As always, I picked few recipes from different cuisines and let my husband decide what he would like to be served. He had a quick look through all recipes I presented and for some reason ( that I didn't bother to ask why!)he opted for the bobotie which I was very happy with his choice!

However, I was worried a bit about the custard-like topping..without an experience on the dish, I couldn't help but wonder how this egg-based thing could get along with the spiced meat. Despite a concern, I decided not to leave it out and simply followed the recipe I chose ( with a slightly change though !).

After the first spoon, my doubt was totally gone exactly at the same time as a pleasure came..:) The yellow rice served along made us enjoy our meal even more ! So see you, bobotie, on our dining table again sooner than rather!! Bon appetit..

Here is my version (slightly adapted from here):


Minced beef: 500 gms
Onion: 1, finely chopped

Garlic: 2 cloves, finely chopped
Ginger: 1 1/2 tsp, grated
Ground coriander seeds: 1/4 tsp
Ground cumin seeds: 1/4 tsp
Ground cloves: 1/4 tsp
Cayenne pepper : 1/4 tsp
Curry powder: 3 tsps
Turmeric: powder: 1 tsp
Raisins: 2 tbsps
Mango chutney: 2 tbsps
Juice of 1/4 a lemon
Salt and pepper , to taste
two slices of crustless bread soaked in a cup of milk
6 Bay leaves
Oil: 2 tbsps

for the custard:

eggs: 2
milk: 1 cup
pepper powder: 1 tsp
a pinch of salt


Heat oil and fry onion, ginger and garlic for about 2-3 mins, or till the onions turn soft.

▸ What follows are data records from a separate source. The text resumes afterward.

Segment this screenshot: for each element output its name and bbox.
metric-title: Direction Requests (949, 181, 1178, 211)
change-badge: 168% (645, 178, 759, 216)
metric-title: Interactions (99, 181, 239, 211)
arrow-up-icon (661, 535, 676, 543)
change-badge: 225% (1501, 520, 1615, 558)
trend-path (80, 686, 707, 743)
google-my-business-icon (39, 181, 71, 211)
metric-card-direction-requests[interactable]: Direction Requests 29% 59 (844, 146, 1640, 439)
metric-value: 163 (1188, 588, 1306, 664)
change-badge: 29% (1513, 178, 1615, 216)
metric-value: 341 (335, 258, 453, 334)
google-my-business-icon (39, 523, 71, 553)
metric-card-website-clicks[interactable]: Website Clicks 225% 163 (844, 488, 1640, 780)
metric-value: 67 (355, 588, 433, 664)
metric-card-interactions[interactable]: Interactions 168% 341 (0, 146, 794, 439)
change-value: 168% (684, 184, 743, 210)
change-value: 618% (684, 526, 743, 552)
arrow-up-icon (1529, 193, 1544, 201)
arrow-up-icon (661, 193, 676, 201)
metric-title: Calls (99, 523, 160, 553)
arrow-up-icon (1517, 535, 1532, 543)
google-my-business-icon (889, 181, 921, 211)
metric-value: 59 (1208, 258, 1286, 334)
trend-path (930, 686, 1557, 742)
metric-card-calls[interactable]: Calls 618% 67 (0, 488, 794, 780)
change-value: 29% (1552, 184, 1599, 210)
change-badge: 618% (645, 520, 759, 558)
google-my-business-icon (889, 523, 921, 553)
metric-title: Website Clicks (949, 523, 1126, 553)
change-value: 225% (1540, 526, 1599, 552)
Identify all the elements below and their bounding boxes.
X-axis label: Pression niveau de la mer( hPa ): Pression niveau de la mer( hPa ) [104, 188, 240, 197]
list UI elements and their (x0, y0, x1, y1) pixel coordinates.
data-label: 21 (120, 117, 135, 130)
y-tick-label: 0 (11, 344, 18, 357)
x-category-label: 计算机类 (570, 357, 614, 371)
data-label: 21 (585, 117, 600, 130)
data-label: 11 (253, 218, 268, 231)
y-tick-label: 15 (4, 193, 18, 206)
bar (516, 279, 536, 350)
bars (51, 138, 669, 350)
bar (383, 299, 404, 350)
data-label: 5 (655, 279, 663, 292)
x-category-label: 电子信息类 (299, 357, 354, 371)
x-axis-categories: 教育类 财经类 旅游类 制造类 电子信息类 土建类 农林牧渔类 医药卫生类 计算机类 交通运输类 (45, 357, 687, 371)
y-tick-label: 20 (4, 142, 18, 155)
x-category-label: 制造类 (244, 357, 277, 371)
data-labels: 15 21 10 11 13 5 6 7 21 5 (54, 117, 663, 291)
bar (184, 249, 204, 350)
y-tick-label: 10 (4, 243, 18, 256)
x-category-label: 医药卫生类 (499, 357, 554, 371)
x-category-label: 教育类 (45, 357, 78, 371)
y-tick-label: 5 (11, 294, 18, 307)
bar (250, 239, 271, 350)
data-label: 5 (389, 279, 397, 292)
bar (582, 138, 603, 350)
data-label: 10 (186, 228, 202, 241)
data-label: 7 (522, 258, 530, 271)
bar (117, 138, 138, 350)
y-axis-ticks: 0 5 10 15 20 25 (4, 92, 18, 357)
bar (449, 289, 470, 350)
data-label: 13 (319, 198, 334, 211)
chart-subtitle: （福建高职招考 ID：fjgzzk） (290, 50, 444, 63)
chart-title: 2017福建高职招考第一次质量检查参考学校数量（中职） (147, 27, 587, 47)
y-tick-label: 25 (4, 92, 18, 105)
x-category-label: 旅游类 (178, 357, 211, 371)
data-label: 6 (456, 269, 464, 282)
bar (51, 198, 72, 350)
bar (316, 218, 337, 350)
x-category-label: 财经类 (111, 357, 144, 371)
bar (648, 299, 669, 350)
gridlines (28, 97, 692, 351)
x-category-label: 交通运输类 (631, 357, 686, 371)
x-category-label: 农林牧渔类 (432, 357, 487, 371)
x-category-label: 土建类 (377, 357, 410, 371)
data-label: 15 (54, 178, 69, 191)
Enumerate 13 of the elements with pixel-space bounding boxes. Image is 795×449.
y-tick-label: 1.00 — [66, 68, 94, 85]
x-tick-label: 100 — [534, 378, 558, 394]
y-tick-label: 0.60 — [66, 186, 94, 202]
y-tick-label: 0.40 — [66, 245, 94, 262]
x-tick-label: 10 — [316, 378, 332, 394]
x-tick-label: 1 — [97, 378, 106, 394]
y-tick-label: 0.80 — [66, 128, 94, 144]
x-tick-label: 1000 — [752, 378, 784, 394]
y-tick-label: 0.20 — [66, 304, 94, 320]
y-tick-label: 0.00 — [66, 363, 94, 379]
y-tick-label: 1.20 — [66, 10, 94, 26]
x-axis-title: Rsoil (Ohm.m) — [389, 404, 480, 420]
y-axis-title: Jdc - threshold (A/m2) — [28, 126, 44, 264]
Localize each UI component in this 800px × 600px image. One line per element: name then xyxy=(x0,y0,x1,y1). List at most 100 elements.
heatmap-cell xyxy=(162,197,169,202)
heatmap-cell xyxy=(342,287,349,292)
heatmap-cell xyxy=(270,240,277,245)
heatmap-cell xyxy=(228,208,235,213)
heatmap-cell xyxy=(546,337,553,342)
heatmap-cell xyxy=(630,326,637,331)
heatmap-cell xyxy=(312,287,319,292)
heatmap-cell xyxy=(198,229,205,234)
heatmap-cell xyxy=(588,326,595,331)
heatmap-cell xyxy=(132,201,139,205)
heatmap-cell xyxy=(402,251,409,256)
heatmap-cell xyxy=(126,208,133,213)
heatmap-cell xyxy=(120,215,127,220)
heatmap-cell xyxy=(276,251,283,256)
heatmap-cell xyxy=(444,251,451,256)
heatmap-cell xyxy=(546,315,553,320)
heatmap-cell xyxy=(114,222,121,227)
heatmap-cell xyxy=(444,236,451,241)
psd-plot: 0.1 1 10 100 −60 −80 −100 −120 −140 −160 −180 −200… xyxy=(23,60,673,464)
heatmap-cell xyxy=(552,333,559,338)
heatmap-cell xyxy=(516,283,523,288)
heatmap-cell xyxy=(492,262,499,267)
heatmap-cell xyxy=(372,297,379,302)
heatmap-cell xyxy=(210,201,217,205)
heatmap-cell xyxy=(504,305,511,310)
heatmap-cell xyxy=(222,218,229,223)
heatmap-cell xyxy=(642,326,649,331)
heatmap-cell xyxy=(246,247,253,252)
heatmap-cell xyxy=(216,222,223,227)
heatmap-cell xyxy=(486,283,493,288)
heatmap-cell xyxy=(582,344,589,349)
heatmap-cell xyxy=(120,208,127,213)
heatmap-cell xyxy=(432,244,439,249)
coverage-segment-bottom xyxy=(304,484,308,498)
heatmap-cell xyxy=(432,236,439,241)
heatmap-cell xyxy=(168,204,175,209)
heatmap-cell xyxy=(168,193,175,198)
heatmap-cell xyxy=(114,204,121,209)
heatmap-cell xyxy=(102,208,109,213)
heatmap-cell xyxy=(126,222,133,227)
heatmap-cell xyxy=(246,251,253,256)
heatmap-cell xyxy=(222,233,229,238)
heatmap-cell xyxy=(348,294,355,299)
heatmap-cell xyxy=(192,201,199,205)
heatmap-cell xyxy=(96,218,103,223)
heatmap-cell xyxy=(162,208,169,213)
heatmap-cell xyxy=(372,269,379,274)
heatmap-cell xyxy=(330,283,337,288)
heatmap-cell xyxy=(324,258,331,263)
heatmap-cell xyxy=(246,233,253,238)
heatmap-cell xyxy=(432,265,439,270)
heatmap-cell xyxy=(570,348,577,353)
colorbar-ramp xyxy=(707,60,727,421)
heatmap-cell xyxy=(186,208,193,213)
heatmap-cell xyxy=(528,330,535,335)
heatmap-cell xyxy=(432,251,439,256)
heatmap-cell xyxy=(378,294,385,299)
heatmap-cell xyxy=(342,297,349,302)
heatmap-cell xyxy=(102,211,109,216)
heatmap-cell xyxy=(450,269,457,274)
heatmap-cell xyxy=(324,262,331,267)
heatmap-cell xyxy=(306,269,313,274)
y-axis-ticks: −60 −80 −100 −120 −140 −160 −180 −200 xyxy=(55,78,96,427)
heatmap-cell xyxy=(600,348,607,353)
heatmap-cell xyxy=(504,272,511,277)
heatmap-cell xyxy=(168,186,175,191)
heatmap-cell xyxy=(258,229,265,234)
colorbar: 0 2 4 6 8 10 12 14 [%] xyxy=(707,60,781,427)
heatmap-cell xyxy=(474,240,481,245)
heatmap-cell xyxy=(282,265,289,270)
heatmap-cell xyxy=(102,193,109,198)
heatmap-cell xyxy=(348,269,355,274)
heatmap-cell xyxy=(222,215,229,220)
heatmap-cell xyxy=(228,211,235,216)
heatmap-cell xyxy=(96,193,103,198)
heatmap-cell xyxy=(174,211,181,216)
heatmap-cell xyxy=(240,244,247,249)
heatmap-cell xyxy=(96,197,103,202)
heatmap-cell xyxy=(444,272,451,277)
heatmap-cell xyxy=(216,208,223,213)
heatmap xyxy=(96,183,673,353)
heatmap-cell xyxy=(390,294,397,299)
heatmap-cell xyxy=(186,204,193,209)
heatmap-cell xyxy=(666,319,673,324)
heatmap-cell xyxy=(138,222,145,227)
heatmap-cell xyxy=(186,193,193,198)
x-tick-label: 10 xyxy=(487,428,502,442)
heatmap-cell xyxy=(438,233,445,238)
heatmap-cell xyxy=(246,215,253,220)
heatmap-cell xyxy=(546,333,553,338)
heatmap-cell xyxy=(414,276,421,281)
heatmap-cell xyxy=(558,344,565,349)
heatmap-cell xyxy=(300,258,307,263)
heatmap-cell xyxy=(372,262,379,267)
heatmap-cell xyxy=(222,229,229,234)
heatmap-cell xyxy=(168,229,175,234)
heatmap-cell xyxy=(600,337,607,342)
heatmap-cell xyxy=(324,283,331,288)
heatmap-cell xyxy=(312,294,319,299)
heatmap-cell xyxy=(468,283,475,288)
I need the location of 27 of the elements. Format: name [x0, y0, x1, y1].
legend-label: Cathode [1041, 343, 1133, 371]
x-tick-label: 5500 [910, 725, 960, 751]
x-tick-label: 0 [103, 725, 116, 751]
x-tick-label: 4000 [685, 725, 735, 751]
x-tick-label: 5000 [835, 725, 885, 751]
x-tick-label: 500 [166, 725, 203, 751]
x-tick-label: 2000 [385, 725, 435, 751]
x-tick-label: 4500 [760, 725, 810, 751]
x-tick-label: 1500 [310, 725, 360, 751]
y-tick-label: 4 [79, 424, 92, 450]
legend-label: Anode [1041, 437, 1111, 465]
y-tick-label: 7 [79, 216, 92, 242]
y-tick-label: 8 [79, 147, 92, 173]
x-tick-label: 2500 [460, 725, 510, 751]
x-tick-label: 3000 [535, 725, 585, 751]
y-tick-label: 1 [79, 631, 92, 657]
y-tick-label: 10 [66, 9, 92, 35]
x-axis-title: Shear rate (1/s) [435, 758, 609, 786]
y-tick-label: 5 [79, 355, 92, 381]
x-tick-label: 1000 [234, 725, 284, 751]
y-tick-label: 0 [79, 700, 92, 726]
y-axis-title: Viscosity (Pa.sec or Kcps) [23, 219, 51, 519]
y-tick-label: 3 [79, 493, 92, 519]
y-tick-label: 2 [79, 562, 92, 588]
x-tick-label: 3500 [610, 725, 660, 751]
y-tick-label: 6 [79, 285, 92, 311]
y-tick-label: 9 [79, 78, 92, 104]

Add the mince in 3 batches, frying after every addition so as to break up the lumps. Once the mince is evenly browned, add in the spices, curry powder, turmeric powder, cayenne pepper and salt. At this stage, you will notice that the mince has released some water; fry for another 7-10 minutes or till all the water has almost dried up. Turn off the gas. Then, stir in the chutney, raisins and the lemon juice.

Squeeze the milk out of the bread (retain this milk for the custard), mash the bread with your fingers or a a spoon and stir it into the mince. The bread binds the mince together and also keeps it moist.At this point, adjust all the seasonings to your taste and transfer the mince into a baking casserole.

Beat the eggs along with salt and pepper. Add the milk to the beaten eggs - use the milk you soaked the bread in and add as much more as needed to make 1 cup - and beat again to mix the eggs and the milk well.Pour this mixture over the mince. Arrange the bay leaves on top of the egg mixture and bake uncovered at 180 deg C for about 30-40 mins or until the egg mixture has set.

Cut into individual portions and serve with some steamed vegetables and yellow rice.